001 Verwaltungsrecht allgemein;
10/01 Bundes-Verfassungsgesetz (B-VG);
10/07 Verwaltungsgerichtshof;
18 Kundmachungswesen;
41/02 Passrecht Fremdenrecht;

Norm

BGBlG §2 Abs1;
B-VG Art139;
B-VG Art18 Abs2;
B-VG Art89;
FrPolG 1954 §3 Abs2 Z6;
PaßG 1969 §25 Abs3 litd;
VwGG §41 Abs1;
VwRallg;

Betreff

Der Verwaltungsgerichtshof hat durch den Vorsitzenden Vizepräsident Dr. Jabloner und die Hofräte Dr. Stoll und Dr. Sauberer als Richter, im Beisein der Schriftführerin Dr. Wildmann, über die Beschwerde des S in D, vertreten durch Dr. W, Rechtsanwalt in B, gegen den Bescheid der Sicherheitsdirektion für das Bundesland Vorarlberg vom 23. Juli 1991, Zl. Frb 4204/90, betreffend Erlassung eines befristeten Aufenthaltsverbotes, zu Recht erkannt:

Spruch

Die Beschwerde wird als unbegründet abgewiesen.

Der Beschwerdeführer hat dem Bund Aufwendungen in der Höhe von S 3.035,-- binnen zwei Wochen bei sonstiger Exekution zu ersetzen.

Begründung

Mit dem im Instanzenzug ergangenen Bescheid der belangten Behörde vom 23. Juli 1991 wurde gegen den Beschwerdeführer, einen türkischen Staatsangehörigen, gemäß § 3 Abs. 1 und Abs. 2 Z. 6 in Verbindung mit § 4 Fremdenpolizeigesetz ein bis zum 12. Februar 1996 befristetes Aufenthaltsverbot für das Gebiet der Republik Österreich erlassen.

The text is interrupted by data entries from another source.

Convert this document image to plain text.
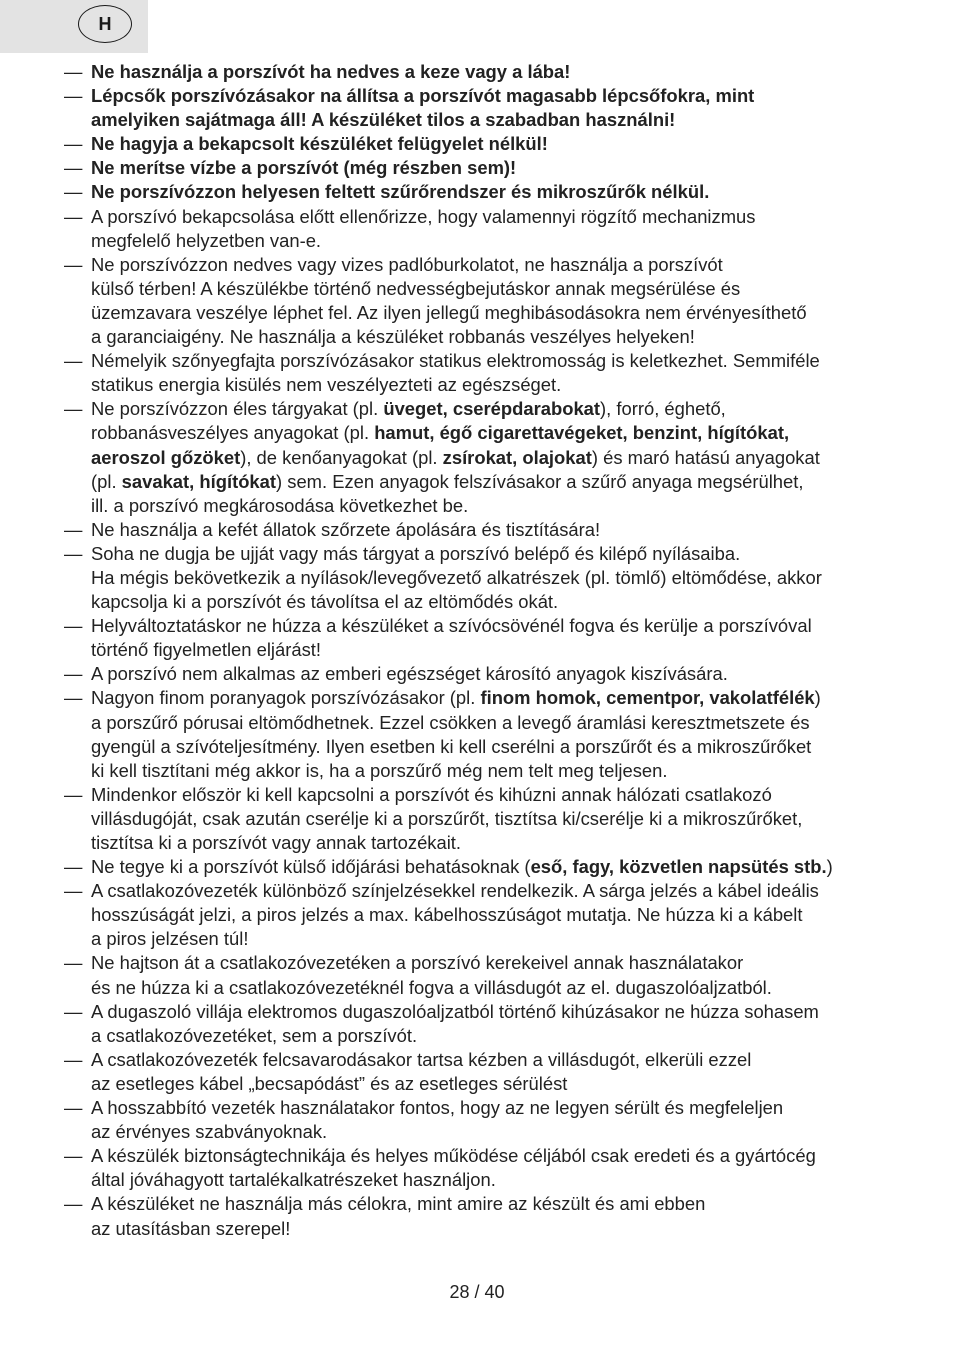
H
— Ne használja a porszívót ha nedves a keze vagy a lába!
— Lépcsők porszívózásakor na állítsa a porszívót magasabb lépcsőfokra, mint
amelyiken sajátmaga áll! A készüléket tilos a szabadban használni!
— Ne hagyja a bekapcsolt készüléket felügyelet nélkül!
— Ne merítse vízbe a porszívót (még részben sem)!
— Ne porszívózzon helyesen feltett szűrőrendszer és mikroszűrők nélkül.
— A porszívó bekapcsolása előtt ellenőrizze, hogy valamennyi rögzítő mechanizmus
megfelelő helyzetben van-e.
— Ne porszívózzon nedves vagy vizes padlóburkolatot, ne használja a porszívót
külső térben! A készülékbe történő nedvességbejutáskor annak megsérülése és
üzemzavara veszélye léphet fel. Az ilyen jellegű meghibásodásokra nem érvényesíthető
a garanciaigény. Ne használja a készüléket robbanás veszélyes helyeken!
— Némelyik szőnyegfajta porszívózásakor statikus elektromosság is keletkezhet. Semmiféle
statikus energia kisülés nem veszélyezteti az egészséget.
— Ne porszívózzon éles tárgyakat (pl. üveget, cserépdarabokat), forró, éghető,
robbanásveszélyes anyagokat (pl. hamut, égő cigarettavégeket, benzint, hígítókat,
aeroszol gőzöket), de kenőanyagokat (pl. zsírokat, olajokat) és maró hatású anyagokat
(pl. savakat, hígítókat) sem. Ezen anyagok felszívásakor a szűrő anyaga megsérülhet,
ill. a porszívó megkárosodása következhet be.
— Ne használja a kefét állatok szőrzete ápolására és tisztítására!
— Soha ne dugja be ujját vagy más tárgyat a porszívó belépő és kilépő nyílásaiba.
Ha mégis bekövetkezik a nyílások/levegővezető alkatrészek (pl. tömlő) eltömődése, akkor
kapcsolja ki a porszívót és távolítsa el az eltömődés okát.
— Helyváltoztatáskor ne húzza a készüléket a szívócsövénél fogva és kerülje a porszívóval
történő figyelmetlen eljárást!
— A porszívó nem alkalmas az emberi egészséget károsító anyagok kiszívására.
— Nagyon finom poranyagok porszívózásakor (pl. finom homok, cementpor, vakolatfélék)
a porszűrő pórusai eltömődhetnek. Ezzel csökken a levegő áramlási keresztmetszete és
gyengül a szívóteljesítmény. Ilyen esetben ki kell cserélni a porszűrőt és a mikroszűrőket
ki kell tisztítani még akkor is, ha a porszűrő még nem telt meg teljesen.
— Mindenkor először ki kell kapcsolni a porszívót és kihúzni annak hálózati csatlakozó
villásdugóját, csak azután cserélje ki a porszűrőt, tisztítsa ki/cserélje ki a mikroszűrőket,
tisztítsa ki a porszívót vagy annak tartozékait.
— Ne tegye ki a porszívót külső időjárási behatásoknak (eső, fagy, közvetlen napsütés stb.)
— A csatlakozóvezeték különböző színjelzésekkel rendelkezik. A sárga jelzés a kábel ideális
hosszúságát jelzi, a piros jelzés a max. kábelhosszúságot mutatja. Ne húzza ki a kábelt
a piros jelzésen túl!
— Ne hajtson át a csatlakozóvezetéken a porszívó kerekeivel annak használatakor
és ne húzza ki a csatlakozóvezetéknél fogva a villásdugót az el. dugaszolóaljzatból.
— A dugaszoló villája elektromos dugaszolóaljzatból történő kihúzásakor ne húzza sohasem
a csatlakozóvezetéket, sem a porszívót.
— A csatlakozóvezeték felcsavarodásakor tartsa kézben a villásdugót, elkerüli ezzel
az esetleges kábel „becsapódást” és az esetleges sérülést
— A hosszabbító vezeték használatakor fontos, hogy az ne legyen sérült és megfeleljen
az érvényes szabványoknak.
— A készülék biztonságtechnikája és helyes működése céljából csak eredeti és a gyártócég
által jóváhagyott tartalékalkatrészeket használjon.
— A készüléket ne használja más célokra, mint amire az készült és ami ebben
az utasításban szerepel!
28 / 40
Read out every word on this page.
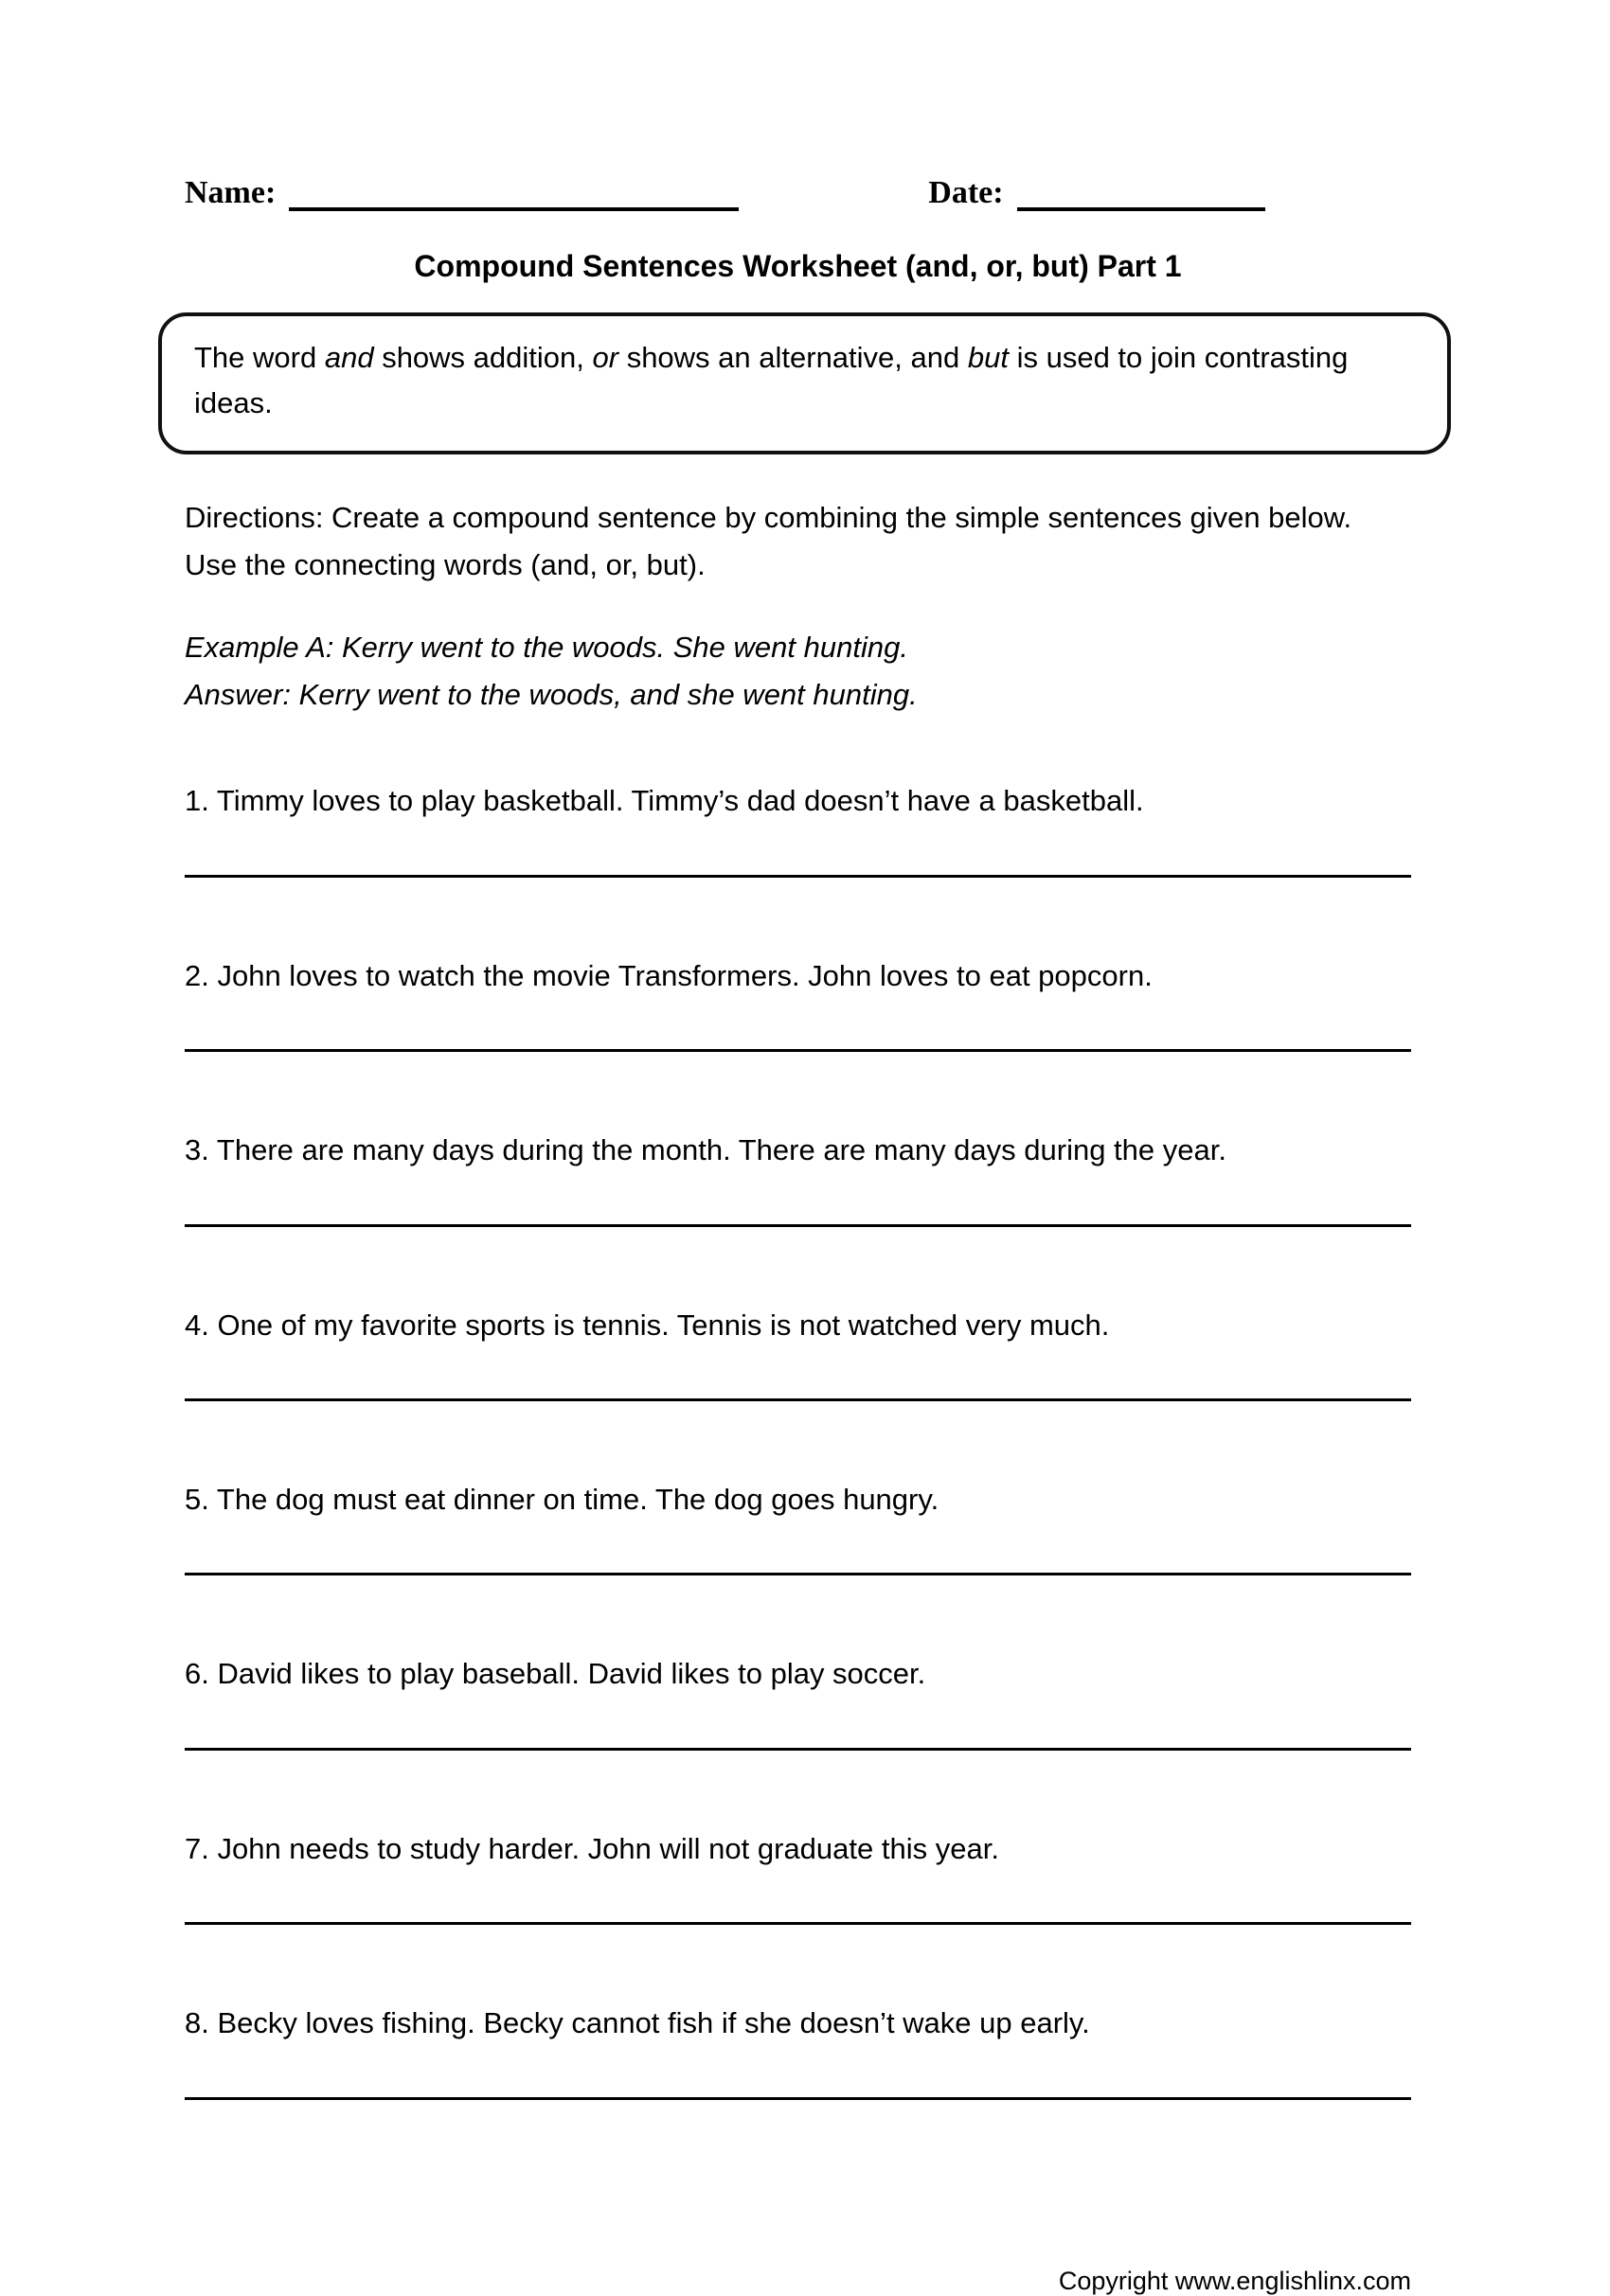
Name:	Date:
Compound Sentences Worksheet (and, or, but) Part 1

The word and shows addition, or shows an alternative, and but is used to join contrasting ideas.

Directions: Create a compound sentence by combining the simple sentences given below. Use the connecting words (and, or, but).

Example A: Kerry went to the woods. She went hunting.
Answer: Kerry went to the woods, and she went hunting.

1. Timmy loves to play basketball. Timmy’s dad doesn’t have a basketball.

2. John loves to watch the movie Transformers. John loves to eat popcorn.

3. There are many days during the month. There are many days during the year.

4. One of my favorite sports is tennis. Tennis is not watched very much.

5. The dog must eat dinner on time. The dog goes hungry.

6. David likes to play baseball. David likes to play soccer.

7. John needs to study harder. John will not graduate this year.

8. Becky loves fishing. Becky cannot fish if she doesn’t wake up early.

Copyright www.englishlinx.com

In der Begründung führte die belangte Behörde im wesentlichen aus, der Beschwerdeführer habe am 5. April 1990 beim österreichischen Generalkonsulat in Istanbul einen Sichtvermerk mit der Gültigkeitsdauer bis 9. Mai 1990 zur Einreise nach Österreich beantragt, wobei er als Reisezweck angeführt habe, daß er als Tourist nach Österreich reisen wolle. Auf diesem Antrag habe er eine Erklärung in türkischer Sprache unterzeichnet, daß er nur für den Zweck und für jene Dauer, die er in dem Sichtvermerksantrag angeführt habe, nach Österreich reisen werde. Weiters habe er ein Schriftstück, aus dem hervorgegangen sei, daß für ihn vom 24. April bis 25. Mai 1990 in einem näher bezeichneten Hotel in Wien ein Zimmer reserviert worden sei sowie eine Flugkarte mit Rückflugdatum 9. Mai 1990 vorgelegt. In der Folge sei dem Beschwerdeführer vom österreichischen Generalkonsulat in Istanbul ein bis zum 9. Mai 1990 gültiger Sichtvermerk für die einmalige Einreise erteilt worden, worauf der Beschwerdeführer am 24. April 1990 nach Österreich eingereist sei.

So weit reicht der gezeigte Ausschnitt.